MultiPetri: Auditing Genuine Multi-Agent LLM Systems

Syed Ali Haider
NeurIPS 2026 Datasets & Benchmarks (target) · April 2026

An auditing framework for production multi-agent LLM systems — the case Petri leaves open.

What this is

Anthropic’s Petri framework is a strong primitive for alignment auditing of single-agent LLMs. In its current form, however, multi-agent behavior is simulated — the framework injects synthetic tool calls and synthetic peer responses into a single real target model. That choice is reasonable for the original scope but leaves a meaningful gap: production multi-agent systems in industry today involve multiple real models actually interacting, often with heterogeneous objectives and incomplete shared context.
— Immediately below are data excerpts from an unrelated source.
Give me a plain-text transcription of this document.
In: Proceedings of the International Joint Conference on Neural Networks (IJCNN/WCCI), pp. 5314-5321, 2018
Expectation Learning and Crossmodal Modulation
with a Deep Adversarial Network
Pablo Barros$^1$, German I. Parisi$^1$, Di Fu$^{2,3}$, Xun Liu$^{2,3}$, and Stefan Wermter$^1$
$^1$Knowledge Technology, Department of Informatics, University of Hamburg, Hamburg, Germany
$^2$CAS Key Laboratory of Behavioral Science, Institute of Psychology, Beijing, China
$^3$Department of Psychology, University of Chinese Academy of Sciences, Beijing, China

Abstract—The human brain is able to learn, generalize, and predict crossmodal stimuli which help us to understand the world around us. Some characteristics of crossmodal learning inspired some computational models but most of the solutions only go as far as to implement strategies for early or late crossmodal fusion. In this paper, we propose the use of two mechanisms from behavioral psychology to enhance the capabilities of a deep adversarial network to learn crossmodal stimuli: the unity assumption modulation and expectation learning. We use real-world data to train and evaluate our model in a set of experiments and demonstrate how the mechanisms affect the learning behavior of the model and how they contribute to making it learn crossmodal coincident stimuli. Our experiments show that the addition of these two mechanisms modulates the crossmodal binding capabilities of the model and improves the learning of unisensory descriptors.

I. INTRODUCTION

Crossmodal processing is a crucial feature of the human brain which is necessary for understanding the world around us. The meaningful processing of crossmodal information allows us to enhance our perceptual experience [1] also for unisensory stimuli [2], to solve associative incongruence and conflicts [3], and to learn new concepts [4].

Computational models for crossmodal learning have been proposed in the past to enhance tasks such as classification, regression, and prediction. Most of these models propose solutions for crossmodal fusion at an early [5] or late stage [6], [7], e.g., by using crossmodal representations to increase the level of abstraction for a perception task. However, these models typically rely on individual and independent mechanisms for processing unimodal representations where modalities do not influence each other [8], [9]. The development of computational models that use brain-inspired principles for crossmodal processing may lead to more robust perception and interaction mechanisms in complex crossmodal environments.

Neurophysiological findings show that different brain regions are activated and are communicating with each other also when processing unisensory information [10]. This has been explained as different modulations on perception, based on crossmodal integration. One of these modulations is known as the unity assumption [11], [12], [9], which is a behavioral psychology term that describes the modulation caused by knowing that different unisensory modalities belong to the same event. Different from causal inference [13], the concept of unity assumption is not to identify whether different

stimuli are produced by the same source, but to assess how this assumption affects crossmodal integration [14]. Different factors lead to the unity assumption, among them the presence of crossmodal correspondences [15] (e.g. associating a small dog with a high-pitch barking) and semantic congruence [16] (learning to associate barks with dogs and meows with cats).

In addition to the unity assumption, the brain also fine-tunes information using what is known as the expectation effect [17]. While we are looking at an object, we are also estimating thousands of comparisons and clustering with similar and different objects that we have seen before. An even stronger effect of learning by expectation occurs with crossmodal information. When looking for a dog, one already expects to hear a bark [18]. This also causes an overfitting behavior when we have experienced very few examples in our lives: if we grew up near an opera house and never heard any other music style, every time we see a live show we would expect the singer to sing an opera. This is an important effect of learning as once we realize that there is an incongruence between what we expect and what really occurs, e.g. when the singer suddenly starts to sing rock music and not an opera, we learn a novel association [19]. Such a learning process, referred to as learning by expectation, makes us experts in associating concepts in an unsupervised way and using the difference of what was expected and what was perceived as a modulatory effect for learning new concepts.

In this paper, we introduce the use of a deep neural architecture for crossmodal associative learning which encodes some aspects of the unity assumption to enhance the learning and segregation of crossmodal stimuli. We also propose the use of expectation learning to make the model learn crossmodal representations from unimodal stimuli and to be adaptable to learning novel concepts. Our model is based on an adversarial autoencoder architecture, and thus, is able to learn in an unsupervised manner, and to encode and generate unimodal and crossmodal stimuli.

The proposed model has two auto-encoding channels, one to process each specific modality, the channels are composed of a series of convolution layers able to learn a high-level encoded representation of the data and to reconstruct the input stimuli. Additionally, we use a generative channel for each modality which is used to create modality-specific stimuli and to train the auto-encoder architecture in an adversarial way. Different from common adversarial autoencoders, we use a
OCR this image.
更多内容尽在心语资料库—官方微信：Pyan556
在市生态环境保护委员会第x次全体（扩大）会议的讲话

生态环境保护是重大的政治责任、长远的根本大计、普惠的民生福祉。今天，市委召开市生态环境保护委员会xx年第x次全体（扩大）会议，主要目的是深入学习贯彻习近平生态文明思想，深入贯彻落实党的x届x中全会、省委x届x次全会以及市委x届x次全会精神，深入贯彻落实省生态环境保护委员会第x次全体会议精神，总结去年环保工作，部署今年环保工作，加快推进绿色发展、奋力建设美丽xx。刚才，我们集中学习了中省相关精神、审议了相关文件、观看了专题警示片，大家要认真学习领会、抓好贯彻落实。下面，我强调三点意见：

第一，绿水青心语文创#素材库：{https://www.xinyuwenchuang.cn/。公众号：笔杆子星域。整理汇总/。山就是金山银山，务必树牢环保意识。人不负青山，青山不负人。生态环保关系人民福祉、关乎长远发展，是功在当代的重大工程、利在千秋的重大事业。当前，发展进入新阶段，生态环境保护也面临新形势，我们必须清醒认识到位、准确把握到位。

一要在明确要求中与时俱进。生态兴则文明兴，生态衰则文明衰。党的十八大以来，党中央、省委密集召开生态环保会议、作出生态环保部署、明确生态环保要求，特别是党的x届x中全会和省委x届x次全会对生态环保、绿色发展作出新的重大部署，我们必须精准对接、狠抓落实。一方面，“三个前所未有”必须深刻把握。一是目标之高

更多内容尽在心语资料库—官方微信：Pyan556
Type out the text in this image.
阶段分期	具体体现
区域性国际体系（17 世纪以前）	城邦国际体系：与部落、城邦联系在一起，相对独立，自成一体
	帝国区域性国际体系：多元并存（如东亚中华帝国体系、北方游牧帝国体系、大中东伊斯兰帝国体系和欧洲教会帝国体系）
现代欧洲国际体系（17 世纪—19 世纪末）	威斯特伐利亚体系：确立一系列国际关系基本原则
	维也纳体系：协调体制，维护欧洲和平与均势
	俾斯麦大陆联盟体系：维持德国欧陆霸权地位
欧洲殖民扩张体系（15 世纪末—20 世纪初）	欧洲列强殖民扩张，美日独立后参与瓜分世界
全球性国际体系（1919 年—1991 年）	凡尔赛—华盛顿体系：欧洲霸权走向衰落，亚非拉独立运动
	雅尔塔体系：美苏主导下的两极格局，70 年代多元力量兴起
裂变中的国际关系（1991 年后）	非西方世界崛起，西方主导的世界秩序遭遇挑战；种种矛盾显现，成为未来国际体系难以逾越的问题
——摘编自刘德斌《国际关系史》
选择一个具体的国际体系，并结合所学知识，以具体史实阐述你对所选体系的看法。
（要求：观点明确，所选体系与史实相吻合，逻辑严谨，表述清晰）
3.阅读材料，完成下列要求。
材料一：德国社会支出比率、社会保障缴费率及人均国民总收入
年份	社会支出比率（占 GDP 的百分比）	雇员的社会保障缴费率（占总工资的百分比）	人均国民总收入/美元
MultiPetri is an extension that closes this gap. It supports genuine multi-agent rollouts, with full state tracking across agents, structured logging of inter-agent messages and tool calls, and a set of auditing primitives designed for the failure modes that only emerge under interaction — coordination breakdowns, cross-agent deception, misalignment amplification, and emergent goal drift.

Why it matters

Practitioners building multi-agent systems today are deploying without an auditing story. Petri’s framing is the right one — alignment auditing as a first-class engineering primitive — but the tooling needs to catch up to what’s actually being shipped. MultiPetri is meant to be that tooling.

Status

Currently in active development, targeting NeurIPS 2026 Datasets & Benchmarks track. A Tier-1 empirical finding (e.g., misalignment amplification or inter-agent deception emergence under specific conditions) is treated as a bonus.